Kin is passionate about passing on knowledge and experience to the next generation in an engaging fashion using the latest teaching methodologies and technologies.
Zhuang Wubin is a writer who makes photographs, publications and exhibitions. He is interested in photography’s entanglements with modernity, colonialism, nationalism, “Chineseness” and the Cold War in Southeast Asia and Hong Kong. Zhuang received his PhD by Published Work (Research–Photography) from University of Westminster, London.
Zhuang is the major grantee of the Robert H. N. Ho Family Foundation Greater China Research Grant 2018 and a recipient of the Prince Claus Fund research grant (2010). In Singapore, Zhuang is the recipient of the National Library (NL) Digital Fellowship 2023 and the Lee Kong Chian Research Fellowship 2017 at the NL. He has been invited to research residency programmes at Institute Technology of Bandung (2013), Asia Art Archive (AAA), Hong Kong (2015), Kuandu Museum of Fine Arts, Taiwan (2017) and the Ha Bik Chuen Archive Project at AAA (2018).
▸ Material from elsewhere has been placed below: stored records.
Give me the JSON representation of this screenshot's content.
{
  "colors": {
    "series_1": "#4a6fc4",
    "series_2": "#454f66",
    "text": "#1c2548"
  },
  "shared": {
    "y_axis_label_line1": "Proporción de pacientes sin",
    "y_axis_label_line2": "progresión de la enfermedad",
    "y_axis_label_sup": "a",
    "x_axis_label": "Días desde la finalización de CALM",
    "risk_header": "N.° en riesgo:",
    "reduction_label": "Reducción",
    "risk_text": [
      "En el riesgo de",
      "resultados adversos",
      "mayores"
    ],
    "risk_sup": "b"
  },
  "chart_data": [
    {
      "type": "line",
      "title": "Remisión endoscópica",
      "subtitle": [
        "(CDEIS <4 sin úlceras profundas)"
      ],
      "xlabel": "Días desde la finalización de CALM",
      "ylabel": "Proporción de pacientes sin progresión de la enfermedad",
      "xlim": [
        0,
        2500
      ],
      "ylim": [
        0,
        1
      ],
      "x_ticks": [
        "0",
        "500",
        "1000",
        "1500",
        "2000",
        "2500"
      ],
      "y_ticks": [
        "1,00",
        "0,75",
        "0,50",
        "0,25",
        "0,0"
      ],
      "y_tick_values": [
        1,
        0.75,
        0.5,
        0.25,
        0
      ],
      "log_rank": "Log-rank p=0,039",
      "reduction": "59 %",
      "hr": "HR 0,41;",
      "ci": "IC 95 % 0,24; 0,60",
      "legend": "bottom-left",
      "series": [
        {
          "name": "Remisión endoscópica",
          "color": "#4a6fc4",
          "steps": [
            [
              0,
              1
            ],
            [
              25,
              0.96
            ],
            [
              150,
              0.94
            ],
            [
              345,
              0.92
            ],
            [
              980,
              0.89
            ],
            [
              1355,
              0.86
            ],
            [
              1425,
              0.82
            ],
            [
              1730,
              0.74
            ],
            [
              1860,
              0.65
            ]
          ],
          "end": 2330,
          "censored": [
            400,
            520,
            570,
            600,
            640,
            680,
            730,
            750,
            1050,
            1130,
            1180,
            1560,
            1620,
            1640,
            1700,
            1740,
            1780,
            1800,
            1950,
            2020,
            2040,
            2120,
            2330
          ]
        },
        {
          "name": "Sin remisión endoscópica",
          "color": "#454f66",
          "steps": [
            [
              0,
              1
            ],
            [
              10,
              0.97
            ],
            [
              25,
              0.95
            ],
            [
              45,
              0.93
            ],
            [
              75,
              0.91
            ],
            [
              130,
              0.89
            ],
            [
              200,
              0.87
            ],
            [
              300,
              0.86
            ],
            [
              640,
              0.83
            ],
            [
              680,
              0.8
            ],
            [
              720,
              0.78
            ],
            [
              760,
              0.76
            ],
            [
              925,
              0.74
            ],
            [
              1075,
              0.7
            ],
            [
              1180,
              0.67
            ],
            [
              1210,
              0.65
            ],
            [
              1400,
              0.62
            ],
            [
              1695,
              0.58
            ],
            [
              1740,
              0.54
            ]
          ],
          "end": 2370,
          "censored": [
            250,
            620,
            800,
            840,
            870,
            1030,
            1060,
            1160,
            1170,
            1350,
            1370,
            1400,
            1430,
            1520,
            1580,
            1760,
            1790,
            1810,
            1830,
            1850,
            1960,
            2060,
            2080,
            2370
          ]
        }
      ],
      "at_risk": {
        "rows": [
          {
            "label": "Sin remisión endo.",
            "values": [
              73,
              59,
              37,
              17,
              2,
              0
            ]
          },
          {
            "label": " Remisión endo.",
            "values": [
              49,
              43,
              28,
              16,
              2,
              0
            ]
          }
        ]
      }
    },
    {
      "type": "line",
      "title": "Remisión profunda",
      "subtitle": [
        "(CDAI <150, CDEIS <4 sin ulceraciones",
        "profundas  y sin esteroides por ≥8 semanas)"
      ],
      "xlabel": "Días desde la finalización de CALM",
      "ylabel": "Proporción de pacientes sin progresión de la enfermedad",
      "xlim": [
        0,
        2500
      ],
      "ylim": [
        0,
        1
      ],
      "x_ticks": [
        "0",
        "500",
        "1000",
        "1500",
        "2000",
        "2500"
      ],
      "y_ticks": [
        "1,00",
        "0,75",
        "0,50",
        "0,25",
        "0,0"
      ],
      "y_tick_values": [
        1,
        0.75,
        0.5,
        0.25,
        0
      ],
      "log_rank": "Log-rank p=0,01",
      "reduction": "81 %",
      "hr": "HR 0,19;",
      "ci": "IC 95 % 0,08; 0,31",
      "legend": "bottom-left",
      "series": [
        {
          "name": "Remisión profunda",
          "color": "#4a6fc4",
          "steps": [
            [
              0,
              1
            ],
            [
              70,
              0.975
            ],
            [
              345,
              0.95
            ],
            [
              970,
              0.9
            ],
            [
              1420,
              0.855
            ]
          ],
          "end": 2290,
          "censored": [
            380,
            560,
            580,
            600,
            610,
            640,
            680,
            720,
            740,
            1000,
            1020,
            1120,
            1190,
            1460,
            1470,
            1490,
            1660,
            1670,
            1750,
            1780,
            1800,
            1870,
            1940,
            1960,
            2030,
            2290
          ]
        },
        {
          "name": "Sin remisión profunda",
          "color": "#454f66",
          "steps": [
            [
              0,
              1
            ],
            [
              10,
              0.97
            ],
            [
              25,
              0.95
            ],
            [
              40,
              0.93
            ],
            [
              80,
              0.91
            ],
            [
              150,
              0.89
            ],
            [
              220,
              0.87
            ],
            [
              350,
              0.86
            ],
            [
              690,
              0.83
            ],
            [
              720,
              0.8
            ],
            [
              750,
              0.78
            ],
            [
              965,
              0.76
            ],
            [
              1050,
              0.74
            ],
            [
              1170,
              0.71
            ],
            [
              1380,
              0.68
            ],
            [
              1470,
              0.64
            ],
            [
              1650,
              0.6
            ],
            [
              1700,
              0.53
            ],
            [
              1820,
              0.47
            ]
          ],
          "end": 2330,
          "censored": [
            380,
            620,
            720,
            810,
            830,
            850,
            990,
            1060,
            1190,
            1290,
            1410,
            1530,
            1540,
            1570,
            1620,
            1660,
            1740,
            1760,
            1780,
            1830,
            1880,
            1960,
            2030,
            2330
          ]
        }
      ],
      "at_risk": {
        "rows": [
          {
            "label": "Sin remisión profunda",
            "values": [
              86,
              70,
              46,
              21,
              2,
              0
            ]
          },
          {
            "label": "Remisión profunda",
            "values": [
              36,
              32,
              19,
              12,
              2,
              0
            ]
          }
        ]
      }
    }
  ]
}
He is the contributing curator of the Chiang Mai Photo Festival (2015, 2017, 2020).
Zhuang is a founding member of Writing Foto, a growing collection of writings on photography loosely directed at the imaginaries of South/east Asia.
Zhuang has made presentations, exhibited work, curated shows, and taught classes and workshops at various institutions both local and overseas, such as PannaFoto Institute, Indonesia, and Chiang Mai University, amongst many others.